Сапог, не жалея себя, вворачивается в самую гущу нападающих. На него градом сыплются удары, но главное сделано — Тёха вырывается на оперативный простор и начинает молотить кастетом направо и налево.

— А-а-а-а! — дико орет шутник, распялив окровавленный рот.

Он держится за спинку лавки, по подбородку течет кровавая жижа вперемешку с осколками зубов. Шуня визжит. Пассажиры с топотом разбегаются из вагона.

Трое парней кулями валяются на полу — Тёхин кастет не знает промаха. Драка распадается на отдельные поединки. Я бестолково машу кулаками, стараясь попасть по лицу чернявому крепышу. Он проворнее — мне уже пару раз прилетело, губы разбиты, немеет скула. Губастый вытаскивает наконец нож и тычет им в своего противника. Сапог долбит длинноногого верзилу. Тёха в проходе кружит вокруг жилистого парня. У парня в руках цепь.

Чернявый, в очередной раз заехав мне в челюсть, оглядывается и вытягивает из-за пояса обмотанную синей изолентой короткую монтировку, «монтажку», как говорят у нас.

Тёха как раз оказывается спиной к нему. Монтажка взлетает вверх. Мне хватает какой-то доли секунды, чтобы понять, что будет дальше.

— Сзади! — ору я так, что у самого закладывает уши, и кидаюсь под удар.

Последнее, что я успеваю запомнить, — красное, злое лицо Сапога сбоку от чернявого, Губастого с окровавленным ножом в руке и далеко, в конце вагона, нескольких косарей.

— Атас, менты!

И тут наступает абсолютная тишина. И темнота…

Прихожу в себя на ступеньках какой-то лестницы. Кажется, я остался один. Совсем один. Но Тёха не мог меня бросить. Значит, что-то случилось, что-то плохое, заставившее нашу бригаду в спешке бежать отсюда.

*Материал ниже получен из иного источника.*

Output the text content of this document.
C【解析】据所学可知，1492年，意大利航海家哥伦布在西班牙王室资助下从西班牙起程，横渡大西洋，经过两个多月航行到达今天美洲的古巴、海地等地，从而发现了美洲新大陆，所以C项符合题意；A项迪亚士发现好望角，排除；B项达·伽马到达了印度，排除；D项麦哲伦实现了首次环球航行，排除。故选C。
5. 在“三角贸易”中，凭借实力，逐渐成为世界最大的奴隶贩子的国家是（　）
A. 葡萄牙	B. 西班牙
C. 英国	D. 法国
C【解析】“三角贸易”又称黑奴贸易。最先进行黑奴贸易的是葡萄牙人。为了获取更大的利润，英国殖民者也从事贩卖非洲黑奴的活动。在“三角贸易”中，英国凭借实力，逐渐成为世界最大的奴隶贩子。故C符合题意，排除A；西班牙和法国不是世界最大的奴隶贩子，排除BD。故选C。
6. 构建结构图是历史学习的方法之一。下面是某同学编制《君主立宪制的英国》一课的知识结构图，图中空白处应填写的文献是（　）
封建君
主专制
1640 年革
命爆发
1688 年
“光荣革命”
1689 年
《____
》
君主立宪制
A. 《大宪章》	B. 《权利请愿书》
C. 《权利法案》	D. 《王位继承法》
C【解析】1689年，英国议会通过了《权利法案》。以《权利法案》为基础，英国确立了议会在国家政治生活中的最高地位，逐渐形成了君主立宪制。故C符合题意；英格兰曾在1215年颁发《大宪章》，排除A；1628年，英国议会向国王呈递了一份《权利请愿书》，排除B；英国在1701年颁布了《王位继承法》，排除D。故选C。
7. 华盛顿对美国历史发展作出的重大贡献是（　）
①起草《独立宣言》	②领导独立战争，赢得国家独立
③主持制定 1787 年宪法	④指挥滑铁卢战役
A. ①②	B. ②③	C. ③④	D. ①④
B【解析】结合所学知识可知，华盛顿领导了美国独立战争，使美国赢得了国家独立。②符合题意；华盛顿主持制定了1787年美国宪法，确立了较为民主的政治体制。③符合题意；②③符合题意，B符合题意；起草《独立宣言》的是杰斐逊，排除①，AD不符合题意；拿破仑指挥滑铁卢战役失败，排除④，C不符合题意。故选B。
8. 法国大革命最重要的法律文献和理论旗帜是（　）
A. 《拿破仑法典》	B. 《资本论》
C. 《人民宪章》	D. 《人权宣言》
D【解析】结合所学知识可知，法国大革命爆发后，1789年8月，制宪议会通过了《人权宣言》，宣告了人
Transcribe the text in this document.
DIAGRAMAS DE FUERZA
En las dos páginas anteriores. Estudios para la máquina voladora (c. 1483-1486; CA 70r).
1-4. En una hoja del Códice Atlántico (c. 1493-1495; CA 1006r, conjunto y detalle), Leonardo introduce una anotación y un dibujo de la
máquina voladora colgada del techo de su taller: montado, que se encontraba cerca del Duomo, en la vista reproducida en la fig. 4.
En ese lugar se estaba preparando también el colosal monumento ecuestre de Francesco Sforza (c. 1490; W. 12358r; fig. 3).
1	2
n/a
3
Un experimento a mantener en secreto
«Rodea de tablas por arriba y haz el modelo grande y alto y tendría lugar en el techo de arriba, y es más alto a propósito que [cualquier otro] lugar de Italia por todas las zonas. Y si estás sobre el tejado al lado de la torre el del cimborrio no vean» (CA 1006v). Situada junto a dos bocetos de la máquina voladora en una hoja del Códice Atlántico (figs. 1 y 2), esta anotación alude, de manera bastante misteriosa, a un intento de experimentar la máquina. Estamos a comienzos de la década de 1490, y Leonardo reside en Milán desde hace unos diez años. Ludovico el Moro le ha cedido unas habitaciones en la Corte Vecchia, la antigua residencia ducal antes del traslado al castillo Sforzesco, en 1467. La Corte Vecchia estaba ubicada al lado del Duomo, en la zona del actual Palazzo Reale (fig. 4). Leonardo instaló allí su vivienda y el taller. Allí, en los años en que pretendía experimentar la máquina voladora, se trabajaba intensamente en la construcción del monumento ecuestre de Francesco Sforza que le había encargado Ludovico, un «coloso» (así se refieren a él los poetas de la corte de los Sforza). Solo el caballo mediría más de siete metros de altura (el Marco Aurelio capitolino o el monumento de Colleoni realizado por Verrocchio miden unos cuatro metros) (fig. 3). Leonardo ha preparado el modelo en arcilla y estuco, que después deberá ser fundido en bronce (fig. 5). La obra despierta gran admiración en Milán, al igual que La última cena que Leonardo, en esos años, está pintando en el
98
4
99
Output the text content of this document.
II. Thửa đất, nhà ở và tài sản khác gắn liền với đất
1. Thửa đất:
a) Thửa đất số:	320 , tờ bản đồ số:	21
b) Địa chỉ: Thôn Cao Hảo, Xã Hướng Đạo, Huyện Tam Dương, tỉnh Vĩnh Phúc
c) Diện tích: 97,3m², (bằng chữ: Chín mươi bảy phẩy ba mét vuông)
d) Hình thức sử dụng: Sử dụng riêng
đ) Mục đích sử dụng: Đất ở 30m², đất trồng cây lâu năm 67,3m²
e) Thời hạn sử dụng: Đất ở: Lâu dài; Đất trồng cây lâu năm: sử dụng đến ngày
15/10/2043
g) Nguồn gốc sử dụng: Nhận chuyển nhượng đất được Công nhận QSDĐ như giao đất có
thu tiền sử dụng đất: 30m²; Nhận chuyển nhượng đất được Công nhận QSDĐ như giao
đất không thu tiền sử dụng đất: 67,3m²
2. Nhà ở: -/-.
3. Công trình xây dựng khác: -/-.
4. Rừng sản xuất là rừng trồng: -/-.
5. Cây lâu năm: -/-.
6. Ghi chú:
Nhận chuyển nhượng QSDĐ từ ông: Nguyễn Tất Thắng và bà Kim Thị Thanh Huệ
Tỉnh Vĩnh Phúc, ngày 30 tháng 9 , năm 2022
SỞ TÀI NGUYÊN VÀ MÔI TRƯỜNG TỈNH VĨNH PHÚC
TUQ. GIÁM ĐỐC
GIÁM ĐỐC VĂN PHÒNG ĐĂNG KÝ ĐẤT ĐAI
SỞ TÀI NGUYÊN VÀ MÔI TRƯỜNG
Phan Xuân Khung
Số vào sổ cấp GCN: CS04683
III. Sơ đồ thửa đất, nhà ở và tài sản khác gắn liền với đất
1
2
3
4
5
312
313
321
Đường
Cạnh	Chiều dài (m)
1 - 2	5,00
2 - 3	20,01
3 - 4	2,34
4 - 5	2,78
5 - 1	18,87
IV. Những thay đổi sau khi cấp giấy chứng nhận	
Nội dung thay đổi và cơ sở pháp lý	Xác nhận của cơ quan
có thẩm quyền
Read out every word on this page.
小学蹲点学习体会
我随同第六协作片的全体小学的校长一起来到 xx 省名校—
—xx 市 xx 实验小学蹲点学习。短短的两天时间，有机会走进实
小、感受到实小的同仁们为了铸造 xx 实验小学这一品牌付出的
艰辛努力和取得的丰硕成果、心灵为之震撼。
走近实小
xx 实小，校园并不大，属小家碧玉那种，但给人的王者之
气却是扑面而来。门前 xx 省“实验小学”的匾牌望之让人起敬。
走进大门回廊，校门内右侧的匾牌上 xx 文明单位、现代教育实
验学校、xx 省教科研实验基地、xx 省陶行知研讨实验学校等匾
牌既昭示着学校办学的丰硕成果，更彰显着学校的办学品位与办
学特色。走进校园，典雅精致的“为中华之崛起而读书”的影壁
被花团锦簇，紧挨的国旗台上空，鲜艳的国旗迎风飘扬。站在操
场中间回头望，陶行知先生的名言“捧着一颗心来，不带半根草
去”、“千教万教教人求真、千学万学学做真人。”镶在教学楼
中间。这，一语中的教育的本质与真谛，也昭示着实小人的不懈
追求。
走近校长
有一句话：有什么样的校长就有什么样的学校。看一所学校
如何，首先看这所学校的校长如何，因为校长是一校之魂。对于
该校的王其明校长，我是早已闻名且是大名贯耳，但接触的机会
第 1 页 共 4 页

Где я вообще? Что за лестница? Куда идти — вверх или вниз? Голова раскалывается, перед глазами все плывет. Поднимаюсь на ноги и хватаюсь руками за холодный железный поручень. Ну, вроде ничего, жить можно. Делаю шаг, другой — терпимо. Начинаю спускаться. Спускаться всегда легче.

Лестница заканчивается серой стальной дверью. С трудом приоткрываю ее и вижу темный коридор с бетонными стенами. На лестнице стены были поприличнее — крашенные зеленой краской. Здесь же ничего такого нет, просто голый серый бетон и редкие лампы, забранные решетчатыми колпаками, похожими на столовские дуршлаги. Пахнет подвалом. На полу — песок, мусор, у стены конфетный фантик. Поднимаю его, распрямляю, читаю: «Красный мак».

Прохожу по коридору метров двадцать и вижу надпись, нанесенную на стену с помощью трафарета: «Урал-1», и стрелка. Урал, значит. Понятно. И неплохо. Я родился и был брошен матерью как раз на Урале, все казенное мое детство прошло здесь.

Урал — становой хребет России, это всем известно. Тут и богатства недр, и леса-воды-горы, и города-заводы, и люди — главное, пожалуй, достояние этой земли. На Урале вся Россия держится. Так нам в детдоме говорили и в школе подтверждали. «Урал — это звучит гордо!» — у нас над сценой в Доме культуры даже такая надпись была.

Но мало кто знает (а может быть, и никто почти не знает), сколько тайн и секретов содержит в себе каменное нутро Уральских гор. Истории про подземные заводы, военные базы с ракетами, целые города, способные автономно существовать, если вдруг начнется атомная война, мы все слышали, и не раз. Слышали и мечтали хоть одним глазком… Похоже, мне повезло. Только вот бетонная нора приводит меня не на чудо-завод, не в бункер, а совсем на другой объект.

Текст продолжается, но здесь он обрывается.